You seem like a really bright guy who could contribute greatly to these fora (ums?). But you constantly are in a position of "ripping" whatever seems to be going on rather than contributing to people learning from your experiences. I would suggest that your motives need to be challenged! Guy has made a great point of saying that the goal of these threads is to teach.....to project our experiences so that others may shorten the path to as good as it gets with regards to images from capture to final prints.

Why continue on this negative approach? You have the ability to capture great images from what I have seen. Help the rest of us who are not there yet. Stop the yelling and start the teaching. I would love to learn from you because I would become a better photographer for sure.

Come on Doug, help the helpless........stop the whining and get on with what is ultimately important about this mess.

All the best my friend.......you have a lot to share...get on with it

Best

Woody
 

etrigan63

Active member
BJNY, as I had published this stuff on my own sites, and I have been frowned at by some folks here as a flagrant self-promoter, I was keeping a low profile. Doug may have been correct, but he did not offer any suggestions as you did. Instead of asking "Where did you hear that? Can you post a link?" he sounded condescending, and not just to me. Maybe I should've started with something like "This from an HP press release..." and link back to the release on my site, but Doug posted and locked me out of editing my original post.

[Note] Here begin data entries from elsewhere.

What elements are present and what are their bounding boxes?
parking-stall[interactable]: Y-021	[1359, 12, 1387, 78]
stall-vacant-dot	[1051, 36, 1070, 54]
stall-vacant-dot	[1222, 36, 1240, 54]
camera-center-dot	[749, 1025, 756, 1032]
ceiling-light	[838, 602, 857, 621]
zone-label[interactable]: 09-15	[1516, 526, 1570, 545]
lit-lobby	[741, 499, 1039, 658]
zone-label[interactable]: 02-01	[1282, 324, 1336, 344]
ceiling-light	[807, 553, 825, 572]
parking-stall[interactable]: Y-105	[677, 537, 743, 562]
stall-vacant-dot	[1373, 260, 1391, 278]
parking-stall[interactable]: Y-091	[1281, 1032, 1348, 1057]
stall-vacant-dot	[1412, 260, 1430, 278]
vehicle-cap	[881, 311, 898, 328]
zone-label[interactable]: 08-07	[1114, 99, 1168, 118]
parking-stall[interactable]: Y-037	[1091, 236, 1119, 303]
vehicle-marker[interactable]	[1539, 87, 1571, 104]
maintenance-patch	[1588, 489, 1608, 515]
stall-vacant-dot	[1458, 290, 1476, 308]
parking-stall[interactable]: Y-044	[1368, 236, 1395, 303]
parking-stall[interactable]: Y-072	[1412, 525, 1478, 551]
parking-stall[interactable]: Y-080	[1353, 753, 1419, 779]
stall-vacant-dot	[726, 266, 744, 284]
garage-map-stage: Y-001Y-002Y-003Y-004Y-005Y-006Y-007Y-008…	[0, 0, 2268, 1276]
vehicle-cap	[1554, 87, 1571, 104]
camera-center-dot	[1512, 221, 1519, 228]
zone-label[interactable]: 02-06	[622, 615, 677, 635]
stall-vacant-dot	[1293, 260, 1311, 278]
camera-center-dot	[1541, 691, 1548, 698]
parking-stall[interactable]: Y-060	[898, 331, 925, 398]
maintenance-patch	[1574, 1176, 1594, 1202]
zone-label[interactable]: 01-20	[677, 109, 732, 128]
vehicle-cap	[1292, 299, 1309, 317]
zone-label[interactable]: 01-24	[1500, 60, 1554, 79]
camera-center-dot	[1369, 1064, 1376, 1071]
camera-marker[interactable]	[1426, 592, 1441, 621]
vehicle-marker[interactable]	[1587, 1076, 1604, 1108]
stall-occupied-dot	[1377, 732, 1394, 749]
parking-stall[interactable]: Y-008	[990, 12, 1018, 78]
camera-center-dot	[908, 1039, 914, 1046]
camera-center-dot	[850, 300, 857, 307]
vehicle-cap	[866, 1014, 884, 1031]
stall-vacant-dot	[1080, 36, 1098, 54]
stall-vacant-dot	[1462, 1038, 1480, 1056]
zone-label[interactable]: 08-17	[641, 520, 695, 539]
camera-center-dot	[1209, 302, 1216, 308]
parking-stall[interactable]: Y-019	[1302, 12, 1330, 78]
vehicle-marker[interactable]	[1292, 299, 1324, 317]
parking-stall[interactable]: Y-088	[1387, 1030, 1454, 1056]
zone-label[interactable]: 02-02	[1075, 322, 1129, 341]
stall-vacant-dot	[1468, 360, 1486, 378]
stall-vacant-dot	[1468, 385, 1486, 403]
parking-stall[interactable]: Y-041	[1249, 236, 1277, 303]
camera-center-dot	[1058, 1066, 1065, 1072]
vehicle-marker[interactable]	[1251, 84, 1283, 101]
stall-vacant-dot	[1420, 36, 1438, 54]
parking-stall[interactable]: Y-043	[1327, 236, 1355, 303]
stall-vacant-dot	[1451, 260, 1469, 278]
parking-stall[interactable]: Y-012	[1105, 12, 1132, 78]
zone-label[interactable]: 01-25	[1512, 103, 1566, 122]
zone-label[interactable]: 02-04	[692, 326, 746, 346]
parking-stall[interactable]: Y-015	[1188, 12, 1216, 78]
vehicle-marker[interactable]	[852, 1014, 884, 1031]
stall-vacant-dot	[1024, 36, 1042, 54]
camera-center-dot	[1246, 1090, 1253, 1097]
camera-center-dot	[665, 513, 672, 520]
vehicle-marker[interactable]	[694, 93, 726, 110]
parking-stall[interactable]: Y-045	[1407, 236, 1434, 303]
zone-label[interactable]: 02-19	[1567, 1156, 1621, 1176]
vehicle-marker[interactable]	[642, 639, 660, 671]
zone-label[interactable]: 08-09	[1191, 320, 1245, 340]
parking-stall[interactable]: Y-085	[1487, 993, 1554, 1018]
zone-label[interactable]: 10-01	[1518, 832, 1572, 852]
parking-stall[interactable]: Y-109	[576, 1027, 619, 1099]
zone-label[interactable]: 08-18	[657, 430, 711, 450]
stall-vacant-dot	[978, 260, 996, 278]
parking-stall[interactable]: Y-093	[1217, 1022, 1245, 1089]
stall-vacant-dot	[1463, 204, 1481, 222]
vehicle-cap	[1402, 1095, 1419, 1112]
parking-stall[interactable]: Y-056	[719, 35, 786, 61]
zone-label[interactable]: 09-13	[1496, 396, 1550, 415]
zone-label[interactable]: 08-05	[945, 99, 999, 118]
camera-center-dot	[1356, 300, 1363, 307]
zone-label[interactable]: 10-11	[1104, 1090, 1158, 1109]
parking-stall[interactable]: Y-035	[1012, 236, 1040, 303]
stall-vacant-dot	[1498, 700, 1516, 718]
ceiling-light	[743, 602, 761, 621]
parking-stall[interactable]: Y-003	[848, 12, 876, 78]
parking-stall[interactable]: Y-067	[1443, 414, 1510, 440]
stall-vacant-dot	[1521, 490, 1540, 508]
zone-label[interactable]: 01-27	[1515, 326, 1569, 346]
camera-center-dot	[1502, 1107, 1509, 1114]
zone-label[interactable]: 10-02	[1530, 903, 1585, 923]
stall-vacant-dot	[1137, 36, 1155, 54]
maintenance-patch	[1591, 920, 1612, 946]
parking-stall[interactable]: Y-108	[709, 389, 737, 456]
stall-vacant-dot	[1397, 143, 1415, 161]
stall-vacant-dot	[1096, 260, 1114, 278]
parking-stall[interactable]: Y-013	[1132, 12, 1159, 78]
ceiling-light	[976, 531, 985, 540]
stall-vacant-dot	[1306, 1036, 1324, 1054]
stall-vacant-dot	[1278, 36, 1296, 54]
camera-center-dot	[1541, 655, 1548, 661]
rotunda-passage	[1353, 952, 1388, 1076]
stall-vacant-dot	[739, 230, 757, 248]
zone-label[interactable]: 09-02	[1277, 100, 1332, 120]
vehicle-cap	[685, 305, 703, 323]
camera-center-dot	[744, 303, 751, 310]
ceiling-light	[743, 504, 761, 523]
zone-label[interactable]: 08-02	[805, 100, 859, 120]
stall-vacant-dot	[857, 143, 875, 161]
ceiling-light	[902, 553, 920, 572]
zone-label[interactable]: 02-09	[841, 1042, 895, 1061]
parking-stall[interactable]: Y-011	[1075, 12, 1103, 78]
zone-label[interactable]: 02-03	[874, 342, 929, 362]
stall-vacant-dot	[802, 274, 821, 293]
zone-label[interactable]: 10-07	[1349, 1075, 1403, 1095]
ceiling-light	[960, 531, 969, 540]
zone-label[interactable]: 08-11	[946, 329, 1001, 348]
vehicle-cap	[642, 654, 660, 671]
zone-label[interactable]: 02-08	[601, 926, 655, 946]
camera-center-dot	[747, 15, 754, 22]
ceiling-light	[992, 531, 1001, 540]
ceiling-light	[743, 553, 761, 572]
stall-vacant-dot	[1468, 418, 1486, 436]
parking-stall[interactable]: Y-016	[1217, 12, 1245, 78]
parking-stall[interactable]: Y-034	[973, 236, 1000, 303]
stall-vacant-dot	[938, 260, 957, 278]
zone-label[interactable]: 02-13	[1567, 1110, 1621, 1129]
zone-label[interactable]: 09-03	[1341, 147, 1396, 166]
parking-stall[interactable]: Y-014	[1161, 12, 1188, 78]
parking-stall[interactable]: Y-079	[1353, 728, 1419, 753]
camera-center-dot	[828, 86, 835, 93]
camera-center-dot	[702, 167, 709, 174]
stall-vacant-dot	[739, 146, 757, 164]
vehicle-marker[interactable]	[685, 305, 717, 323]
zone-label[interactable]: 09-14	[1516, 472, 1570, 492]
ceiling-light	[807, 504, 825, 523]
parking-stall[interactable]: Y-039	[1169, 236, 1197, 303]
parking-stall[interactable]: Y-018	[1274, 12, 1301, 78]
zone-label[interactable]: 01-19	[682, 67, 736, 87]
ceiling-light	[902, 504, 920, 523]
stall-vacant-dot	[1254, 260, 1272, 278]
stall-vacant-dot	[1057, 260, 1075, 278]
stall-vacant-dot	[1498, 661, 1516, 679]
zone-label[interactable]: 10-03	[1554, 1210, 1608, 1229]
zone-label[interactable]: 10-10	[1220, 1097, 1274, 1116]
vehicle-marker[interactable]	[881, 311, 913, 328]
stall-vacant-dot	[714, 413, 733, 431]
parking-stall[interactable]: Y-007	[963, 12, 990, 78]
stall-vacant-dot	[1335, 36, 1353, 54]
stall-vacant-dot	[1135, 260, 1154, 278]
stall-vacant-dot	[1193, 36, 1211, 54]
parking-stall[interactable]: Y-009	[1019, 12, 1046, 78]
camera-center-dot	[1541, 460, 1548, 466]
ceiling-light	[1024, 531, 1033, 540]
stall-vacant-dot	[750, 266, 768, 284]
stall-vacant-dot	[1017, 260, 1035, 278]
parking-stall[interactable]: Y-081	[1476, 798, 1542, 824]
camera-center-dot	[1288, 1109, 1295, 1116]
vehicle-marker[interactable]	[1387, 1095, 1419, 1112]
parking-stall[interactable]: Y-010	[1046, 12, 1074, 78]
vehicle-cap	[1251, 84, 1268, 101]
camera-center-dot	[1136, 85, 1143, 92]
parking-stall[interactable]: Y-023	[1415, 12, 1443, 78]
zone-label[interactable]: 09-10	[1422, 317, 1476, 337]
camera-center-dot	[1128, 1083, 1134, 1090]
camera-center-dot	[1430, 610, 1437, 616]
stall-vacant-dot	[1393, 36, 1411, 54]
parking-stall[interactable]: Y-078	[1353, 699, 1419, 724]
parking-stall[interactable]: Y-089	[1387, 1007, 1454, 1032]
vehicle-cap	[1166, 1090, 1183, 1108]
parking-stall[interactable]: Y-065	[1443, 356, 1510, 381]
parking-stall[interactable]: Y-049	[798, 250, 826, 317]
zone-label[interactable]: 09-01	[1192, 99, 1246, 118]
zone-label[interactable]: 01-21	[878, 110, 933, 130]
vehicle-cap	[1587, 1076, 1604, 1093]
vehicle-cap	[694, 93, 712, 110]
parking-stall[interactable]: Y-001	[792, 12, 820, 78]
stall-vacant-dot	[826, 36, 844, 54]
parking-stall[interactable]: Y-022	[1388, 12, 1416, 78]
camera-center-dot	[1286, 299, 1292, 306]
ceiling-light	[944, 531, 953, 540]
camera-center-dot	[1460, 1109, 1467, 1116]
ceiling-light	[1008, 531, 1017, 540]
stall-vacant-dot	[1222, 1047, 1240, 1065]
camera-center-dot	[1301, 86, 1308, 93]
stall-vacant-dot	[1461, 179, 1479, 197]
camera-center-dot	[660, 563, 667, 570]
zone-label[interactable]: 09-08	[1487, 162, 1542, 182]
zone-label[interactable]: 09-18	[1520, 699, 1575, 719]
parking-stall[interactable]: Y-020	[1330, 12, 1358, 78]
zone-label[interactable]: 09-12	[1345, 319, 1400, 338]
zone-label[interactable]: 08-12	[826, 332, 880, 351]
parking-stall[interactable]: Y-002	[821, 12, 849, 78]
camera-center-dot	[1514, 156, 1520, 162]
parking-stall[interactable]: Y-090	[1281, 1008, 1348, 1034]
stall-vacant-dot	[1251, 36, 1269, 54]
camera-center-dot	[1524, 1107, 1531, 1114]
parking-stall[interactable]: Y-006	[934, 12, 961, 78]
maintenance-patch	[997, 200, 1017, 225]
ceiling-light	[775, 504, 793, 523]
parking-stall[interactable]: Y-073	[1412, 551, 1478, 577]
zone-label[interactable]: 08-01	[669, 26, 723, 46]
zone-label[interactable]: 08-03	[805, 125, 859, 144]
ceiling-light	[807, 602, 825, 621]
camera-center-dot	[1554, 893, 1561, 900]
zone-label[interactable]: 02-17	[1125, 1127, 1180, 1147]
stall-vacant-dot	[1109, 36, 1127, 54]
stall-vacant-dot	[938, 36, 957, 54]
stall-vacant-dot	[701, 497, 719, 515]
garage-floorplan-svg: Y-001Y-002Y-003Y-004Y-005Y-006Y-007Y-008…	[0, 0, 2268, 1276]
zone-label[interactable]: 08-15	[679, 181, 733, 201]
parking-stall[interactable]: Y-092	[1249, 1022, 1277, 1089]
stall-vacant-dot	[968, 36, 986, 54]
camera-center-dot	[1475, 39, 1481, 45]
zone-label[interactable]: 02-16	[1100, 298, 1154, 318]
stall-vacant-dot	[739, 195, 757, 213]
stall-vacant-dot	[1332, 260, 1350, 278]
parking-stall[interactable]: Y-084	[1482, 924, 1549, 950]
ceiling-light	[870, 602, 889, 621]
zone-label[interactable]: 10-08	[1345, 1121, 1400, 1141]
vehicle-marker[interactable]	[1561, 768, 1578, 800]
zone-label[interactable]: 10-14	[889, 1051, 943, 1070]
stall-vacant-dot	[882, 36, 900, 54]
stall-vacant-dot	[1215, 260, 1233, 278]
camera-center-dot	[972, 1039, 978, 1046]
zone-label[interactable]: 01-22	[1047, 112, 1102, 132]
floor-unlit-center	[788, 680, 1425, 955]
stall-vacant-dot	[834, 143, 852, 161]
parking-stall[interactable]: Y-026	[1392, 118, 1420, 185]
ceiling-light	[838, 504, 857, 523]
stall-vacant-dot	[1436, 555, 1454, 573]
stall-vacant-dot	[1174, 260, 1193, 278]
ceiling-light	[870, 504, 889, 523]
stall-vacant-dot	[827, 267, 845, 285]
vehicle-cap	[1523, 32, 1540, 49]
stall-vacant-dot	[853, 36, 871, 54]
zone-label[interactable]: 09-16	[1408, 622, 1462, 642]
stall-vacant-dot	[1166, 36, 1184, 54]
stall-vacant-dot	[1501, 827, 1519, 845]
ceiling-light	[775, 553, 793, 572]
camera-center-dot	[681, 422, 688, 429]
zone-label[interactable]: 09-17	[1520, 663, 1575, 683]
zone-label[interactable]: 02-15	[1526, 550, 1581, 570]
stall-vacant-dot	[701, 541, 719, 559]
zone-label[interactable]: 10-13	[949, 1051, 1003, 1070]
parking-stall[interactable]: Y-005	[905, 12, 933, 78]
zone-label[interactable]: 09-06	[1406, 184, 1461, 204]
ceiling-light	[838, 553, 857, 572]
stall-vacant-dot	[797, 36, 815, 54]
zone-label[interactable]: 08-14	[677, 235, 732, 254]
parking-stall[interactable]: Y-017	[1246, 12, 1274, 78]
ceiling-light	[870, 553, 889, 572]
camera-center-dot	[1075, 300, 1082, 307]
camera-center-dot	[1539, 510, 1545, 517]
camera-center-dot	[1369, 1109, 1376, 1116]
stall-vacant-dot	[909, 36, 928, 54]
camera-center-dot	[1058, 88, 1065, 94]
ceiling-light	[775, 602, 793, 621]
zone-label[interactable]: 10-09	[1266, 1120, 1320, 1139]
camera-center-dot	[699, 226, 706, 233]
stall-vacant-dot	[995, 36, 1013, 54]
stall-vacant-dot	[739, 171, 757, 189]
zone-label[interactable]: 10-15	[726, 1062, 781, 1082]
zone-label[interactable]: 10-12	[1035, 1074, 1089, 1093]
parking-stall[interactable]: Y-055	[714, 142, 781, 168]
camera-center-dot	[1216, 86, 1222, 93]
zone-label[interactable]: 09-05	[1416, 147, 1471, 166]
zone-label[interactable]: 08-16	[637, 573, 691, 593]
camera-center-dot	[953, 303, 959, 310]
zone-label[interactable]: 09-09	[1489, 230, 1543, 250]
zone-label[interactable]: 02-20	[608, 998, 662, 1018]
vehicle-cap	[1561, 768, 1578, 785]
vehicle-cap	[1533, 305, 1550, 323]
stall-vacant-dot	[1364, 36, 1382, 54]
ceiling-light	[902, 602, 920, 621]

Thank you for the suggestions. Perhaps Guy & Jack should add that to the posting rules.
 
A

aero

Guest
Oh wild - this is a very sweet little monitor right here. According to my local HP rep, I can also use my education discount to bring the price down some. I'd be VERY interested to see if anyone does a review (even cursory) on this monitor.

Now, if only there were printers capable of this level of output, my world would be complete :)

Best,
-D
 

TRSmith

Subscriber Member
There's a mini-review of the new monitor here: http://www.macobserver.com/review/2008/06/17.1.shtml

As often happens with leading-edge tech, other components (video cards, applications) will need to catch up a little to fully take advantage of what the monitor can do. But it does seem to represent the next level of color accuracy for pros that need it.

I for one, will be following this over the next year or so and look forward to etrigan63's complete review.
 

etrigan63

Active member
The only way to get 30-bit color to the monitor is to use the DisplayPort (which can support up to 16-bits per channel). The current crop of FireGL cards can handle this but not Quadro. Unfortunately, as of this writing there are no FireGL cards available for the Mac (this may change). The new ATI HD3870 Mac card can handle the 30-bit colorspace but it maps it down to 24-bits when it pumps it out of the DVI port.